Bunked at home, but preserving the camp spirit   

Founders of Shabbat-o-Grams, Ben Zauzmer and Rabbi Shayna Golkow. Courtesy Shayna Golkow
Founders of Shabbat-o-Grams, Ben Zauzmer and Rabbi Shayna Golkow. Courtesy Shayna Golkow

Among Rabbi Shayna Golkow’s souvenirs are a handful of Shabbat-o-grams she received while a camper, and later a staff member, at Camp Ramah in the Poconos. These are handwritten notes — sometimes on colored paper cut into shapes, like hearts, stars, and the sun — decorated by the sender. The missives — private, uplifting messages exchanged among campers and staff — were delivered Friday afternoons. 

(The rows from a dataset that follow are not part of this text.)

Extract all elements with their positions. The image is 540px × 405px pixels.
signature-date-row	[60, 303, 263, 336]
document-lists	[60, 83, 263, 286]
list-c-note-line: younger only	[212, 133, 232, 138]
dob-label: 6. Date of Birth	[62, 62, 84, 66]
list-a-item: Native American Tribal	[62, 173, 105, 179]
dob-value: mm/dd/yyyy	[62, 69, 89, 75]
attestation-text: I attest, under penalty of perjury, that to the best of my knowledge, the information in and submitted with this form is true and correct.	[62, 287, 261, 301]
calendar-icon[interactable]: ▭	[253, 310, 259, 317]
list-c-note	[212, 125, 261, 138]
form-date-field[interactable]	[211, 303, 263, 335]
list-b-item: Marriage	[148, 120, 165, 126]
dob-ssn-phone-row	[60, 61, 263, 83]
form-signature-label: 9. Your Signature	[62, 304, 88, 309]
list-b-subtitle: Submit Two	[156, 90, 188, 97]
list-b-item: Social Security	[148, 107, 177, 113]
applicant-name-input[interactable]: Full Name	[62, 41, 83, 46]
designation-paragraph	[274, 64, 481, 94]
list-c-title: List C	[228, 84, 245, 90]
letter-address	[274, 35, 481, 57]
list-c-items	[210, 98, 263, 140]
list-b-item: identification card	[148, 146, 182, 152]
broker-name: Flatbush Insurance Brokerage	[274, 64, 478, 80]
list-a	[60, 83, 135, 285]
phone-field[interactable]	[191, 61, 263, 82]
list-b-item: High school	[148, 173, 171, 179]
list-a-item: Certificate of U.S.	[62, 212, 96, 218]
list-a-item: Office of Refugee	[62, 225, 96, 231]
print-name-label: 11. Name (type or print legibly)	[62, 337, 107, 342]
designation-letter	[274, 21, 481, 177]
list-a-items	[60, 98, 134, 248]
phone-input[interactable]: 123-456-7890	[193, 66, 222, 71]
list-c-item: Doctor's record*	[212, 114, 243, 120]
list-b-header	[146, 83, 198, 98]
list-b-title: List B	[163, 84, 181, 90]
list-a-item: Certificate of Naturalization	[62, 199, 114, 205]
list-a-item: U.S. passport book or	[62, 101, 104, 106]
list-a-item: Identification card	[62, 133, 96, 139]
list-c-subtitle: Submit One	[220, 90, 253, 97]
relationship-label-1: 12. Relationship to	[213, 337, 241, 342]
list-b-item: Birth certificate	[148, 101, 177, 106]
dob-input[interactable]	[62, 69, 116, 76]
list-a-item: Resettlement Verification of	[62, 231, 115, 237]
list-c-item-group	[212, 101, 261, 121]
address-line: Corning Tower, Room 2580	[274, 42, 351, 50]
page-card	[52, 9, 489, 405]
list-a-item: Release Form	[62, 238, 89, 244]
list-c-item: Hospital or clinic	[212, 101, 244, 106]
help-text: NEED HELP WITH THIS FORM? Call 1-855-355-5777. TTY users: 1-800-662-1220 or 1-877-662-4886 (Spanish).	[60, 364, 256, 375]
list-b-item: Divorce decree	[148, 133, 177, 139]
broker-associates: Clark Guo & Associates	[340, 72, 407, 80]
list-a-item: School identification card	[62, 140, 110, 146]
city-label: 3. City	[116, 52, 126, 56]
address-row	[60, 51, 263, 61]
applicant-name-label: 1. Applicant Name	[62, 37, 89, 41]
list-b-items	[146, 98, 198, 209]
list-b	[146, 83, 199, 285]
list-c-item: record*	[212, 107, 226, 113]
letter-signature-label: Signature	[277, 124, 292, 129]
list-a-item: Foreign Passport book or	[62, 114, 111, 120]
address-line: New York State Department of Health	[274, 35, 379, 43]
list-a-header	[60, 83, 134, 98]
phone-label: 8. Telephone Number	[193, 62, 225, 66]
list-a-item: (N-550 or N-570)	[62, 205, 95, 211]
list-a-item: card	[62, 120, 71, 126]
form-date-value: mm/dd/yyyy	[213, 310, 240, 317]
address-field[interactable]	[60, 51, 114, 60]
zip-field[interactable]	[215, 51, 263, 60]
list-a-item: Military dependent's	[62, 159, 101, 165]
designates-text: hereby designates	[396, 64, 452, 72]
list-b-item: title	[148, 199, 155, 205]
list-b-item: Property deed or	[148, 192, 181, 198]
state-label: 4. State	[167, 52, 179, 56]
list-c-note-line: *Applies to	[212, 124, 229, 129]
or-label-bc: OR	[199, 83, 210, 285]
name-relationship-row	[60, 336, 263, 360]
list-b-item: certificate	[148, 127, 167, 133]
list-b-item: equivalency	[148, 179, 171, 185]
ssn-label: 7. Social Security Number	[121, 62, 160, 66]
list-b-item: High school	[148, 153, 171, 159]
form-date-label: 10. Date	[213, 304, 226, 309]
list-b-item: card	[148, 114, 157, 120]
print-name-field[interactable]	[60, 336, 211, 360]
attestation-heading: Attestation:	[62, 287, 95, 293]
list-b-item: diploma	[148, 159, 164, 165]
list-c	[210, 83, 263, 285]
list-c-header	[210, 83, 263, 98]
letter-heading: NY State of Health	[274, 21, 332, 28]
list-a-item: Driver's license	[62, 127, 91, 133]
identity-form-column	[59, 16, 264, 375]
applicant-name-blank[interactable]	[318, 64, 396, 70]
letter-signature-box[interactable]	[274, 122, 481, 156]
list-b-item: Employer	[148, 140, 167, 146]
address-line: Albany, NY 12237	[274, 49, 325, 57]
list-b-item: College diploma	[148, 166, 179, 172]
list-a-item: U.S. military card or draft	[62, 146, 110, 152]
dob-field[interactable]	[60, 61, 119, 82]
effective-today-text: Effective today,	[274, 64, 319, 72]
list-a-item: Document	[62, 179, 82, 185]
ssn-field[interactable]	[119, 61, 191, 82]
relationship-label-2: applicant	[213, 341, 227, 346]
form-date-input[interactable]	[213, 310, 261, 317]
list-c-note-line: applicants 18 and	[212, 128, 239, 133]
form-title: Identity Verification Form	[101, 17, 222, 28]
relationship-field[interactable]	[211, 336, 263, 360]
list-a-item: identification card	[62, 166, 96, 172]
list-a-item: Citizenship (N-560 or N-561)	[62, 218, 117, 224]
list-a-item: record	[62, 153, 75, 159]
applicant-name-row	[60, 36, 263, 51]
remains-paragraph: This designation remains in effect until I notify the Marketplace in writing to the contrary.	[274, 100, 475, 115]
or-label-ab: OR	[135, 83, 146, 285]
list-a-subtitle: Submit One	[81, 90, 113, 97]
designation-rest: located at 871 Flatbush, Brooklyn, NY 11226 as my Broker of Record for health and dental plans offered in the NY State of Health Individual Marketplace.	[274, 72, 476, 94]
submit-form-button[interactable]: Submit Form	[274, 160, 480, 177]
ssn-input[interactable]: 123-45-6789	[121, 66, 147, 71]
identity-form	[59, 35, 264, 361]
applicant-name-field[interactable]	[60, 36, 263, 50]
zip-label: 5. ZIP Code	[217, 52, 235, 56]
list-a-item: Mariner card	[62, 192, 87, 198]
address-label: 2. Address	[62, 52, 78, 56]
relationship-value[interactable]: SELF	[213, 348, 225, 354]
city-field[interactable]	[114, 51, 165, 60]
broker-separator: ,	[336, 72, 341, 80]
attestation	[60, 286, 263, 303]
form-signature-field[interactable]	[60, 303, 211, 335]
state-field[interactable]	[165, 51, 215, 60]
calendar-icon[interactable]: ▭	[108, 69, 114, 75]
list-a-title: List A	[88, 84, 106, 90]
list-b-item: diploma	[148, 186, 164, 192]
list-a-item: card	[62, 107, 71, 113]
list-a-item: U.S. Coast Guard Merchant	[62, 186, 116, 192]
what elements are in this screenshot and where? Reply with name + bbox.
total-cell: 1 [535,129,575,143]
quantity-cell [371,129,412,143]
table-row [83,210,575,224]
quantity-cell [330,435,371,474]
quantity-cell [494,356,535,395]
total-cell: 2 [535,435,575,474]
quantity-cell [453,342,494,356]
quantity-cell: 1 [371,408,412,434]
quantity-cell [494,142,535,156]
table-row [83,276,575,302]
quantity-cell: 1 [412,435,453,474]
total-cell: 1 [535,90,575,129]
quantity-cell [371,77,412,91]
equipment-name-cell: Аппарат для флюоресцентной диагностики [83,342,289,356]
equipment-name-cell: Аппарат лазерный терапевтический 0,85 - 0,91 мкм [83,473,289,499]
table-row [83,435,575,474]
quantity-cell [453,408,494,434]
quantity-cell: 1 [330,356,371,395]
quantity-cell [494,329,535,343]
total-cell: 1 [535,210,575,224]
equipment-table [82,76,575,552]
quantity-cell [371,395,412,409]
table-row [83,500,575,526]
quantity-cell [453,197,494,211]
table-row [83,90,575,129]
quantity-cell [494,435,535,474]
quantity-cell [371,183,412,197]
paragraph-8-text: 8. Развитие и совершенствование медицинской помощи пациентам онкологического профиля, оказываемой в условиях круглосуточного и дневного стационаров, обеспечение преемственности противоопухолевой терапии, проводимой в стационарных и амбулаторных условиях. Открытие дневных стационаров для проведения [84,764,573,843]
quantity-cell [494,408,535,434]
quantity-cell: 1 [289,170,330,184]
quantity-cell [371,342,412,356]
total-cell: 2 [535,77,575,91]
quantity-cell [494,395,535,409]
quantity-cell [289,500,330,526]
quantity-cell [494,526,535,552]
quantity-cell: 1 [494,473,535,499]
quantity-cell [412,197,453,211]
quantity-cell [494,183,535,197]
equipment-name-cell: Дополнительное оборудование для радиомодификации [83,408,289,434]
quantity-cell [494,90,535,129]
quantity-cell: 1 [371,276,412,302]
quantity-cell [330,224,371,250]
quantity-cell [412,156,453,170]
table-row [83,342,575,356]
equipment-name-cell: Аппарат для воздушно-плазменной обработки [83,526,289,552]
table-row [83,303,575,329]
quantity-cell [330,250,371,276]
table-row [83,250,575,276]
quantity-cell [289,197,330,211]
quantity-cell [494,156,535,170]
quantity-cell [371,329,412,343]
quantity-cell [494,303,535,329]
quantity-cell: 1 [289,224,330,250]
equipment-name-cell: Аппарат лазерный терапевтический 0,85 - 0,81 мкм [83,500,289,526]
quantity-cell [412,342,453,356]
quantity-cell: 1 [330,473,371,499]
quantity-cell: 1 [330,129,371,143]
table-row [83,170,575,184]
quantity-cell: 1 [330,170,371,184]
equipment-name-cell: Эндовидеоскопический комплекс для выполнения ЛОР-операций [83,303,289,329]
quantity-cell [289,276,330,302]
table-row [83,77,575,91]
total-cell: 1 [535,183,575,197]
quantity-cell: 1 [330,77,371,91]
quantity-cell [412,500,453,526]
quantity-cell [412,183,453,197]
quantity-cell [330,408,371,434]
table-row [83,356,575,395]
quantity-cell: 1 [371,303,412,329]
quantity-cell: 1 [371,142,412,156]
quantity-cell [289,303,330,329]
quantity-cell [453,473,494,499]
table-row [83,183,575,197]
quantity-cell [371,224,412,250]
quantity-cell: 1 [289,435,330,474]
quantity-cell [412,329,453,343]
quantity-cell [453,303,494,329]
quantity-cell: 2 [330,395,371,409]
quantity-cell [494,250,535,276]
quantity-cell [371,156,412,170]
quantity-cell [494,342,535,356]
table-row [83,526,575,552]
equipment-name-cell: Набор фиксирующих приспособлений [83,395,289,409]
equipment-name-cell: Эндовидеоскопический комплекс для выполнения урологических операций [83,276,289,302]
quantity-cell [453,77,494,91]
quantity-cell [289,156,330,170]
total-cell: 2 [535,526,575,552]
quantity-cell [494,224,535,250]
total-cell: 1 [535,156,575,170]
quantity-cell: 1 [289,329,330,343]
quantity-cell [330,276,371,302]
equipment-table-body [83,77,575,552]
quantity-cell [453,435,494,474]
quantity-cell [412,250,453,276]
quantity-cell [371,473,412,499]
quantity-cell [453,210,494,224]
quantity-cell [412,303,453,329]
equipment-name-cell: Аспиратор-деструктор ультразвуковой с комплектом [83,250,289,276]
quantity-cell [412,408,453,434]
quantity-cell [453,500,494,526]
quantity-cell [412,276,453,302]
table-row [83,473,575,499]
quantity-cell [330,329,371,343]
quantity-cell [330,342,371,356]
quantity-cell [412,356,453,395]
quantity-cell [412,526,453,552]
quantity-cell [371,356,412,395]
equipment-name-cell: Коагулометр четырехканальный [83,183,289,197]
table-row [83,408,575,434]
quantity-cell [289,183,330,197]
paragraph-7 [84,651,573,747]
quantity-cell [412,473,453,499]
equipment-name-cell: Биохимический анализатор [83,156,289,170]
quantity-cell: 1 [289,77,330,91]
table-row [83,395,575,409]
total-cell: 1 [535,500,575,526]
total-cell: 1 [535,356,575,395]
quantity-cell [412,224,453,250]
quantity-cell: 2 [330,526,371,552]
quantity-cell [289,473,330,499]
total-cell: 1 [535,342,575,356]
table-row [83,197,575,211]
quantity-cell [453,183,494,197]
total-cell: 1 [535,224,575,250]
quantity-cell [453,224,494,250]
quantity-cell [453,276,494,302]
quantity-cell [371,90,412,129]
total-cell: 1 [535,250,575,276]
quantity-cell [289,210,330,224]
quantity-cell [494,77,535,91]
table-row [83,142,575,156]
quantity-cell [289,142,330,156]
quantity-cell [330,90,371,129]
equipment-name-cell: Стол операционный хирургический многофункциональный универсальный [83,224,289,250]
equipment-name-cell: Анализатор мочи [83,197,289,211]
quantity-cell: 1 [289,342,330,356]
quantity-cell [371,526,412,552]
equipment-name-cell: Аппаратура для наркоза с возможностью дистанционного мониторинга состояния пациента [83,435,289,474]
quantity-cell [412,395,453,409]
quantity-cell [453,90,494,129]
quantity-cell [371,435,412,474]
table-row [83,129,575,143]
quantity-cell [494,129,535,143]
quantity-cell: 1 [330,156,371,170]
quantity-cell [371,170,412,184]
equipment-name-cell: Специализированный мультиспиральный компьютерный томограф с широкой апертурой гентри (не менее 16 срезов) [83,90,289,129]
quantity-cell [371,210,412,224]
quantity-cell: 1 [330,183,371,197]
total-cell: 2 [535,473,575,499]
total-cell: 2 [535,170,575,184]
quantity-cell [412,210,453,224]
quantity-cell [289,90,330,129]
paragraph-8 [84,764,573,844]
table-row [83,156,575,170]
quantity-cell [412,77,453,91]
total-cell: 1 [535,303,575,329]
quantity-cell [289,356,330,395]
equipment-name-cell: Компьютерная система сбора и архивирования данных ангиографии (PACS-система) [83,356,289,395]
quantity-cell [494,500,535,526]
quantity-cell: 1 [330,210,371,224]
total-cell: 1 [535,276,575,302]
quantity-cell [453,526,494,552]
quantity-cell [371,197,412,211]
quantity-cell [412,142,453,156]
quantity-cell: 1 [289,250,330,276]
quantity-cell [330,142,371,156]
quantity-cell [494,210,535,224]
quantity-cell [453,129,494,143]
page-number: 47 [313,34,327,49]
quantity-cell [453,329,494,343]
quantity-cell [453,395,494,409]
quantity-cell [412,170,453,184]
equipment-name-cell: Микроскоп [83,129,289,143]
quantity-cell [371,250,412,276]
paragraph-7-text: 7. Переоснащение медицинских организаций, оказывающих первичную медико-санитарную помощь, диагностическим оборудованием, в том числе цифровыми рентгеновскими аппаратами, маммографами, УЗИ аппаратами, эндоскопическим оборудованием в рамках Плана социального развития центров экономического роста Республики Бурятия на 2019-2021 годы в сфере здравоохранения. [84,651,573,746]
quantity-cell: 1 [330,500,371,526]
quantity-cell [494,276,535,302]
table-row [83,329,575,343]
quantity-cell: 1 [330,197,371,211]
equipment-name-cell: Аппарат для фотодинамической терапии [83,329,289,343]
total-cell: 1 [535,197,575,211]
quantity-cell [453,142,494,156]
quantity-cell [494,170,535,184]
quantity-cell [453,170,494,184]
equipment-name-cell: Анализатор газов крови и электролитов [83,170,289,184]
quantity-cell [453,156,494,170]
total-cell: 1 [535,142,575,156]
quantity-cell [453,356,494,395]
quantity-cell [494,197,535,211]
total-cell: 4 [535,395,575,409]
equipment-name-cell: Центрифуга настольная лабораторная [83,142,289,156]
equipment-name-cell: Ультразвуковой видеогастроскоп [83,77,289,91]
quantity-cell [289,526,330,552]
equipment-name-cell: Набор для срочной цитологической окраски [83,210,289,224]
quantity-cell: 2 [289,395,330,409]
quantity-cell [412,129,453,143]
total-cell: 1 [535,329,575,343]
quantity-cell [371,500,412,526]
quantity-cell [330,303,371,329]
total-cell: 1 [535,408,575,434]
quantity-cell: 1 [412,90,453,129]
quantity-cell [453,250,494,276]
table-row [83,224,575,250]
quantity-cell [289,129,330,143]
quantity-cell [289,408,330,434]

“It was a way to make everyone feel loved, special, and included going into Shabbat each week,” Golkow told NJJN in a telephone interview. Golkow, who grew up in Cherry Hill, is second rabbi at Temple Aliyah in Los Angeles. 

When most sleepaway camps announced that they would not open this summer, Golkow and partner Ben Zauzmer, a former camper at URJ Camp Harlam who grew up outside of Philadelphia, sought a way to foster connections and bring the lost magic of camp into families’ homes.

They launched the next gen of Shabbat-o-grams:, a website for campers, staff, alumnae, and others to share decorative and personalized good wishes and notes of appreciation (with an optional photo upload).

Zauzmer, who works in operations for the L.A. Dodgers, applied his coding and web development skills to create a project “meaningful for both of us,” he said. 

Now in their second month of operations, the messages are due before 4 p.m. Friday afternoons and are texted, emailed, or posted to Instagram (@shabbat.o.grams). So far, more than 500 people have received a Shabbat-o-Gram, which is free, and neither Golkow nor Zauzmer make money from the project. Instead, recipients are sent a link to the sender’s camp to make an optional donation.

An unintended result of the project is interest beyond camps; the founders said a few congregational schools and synagogues from across the country have reached out and inquired about using the site.

“I think people like this idea of virtually trying to stay connected on Shabbat and sort of running with it,” said Zauzmer.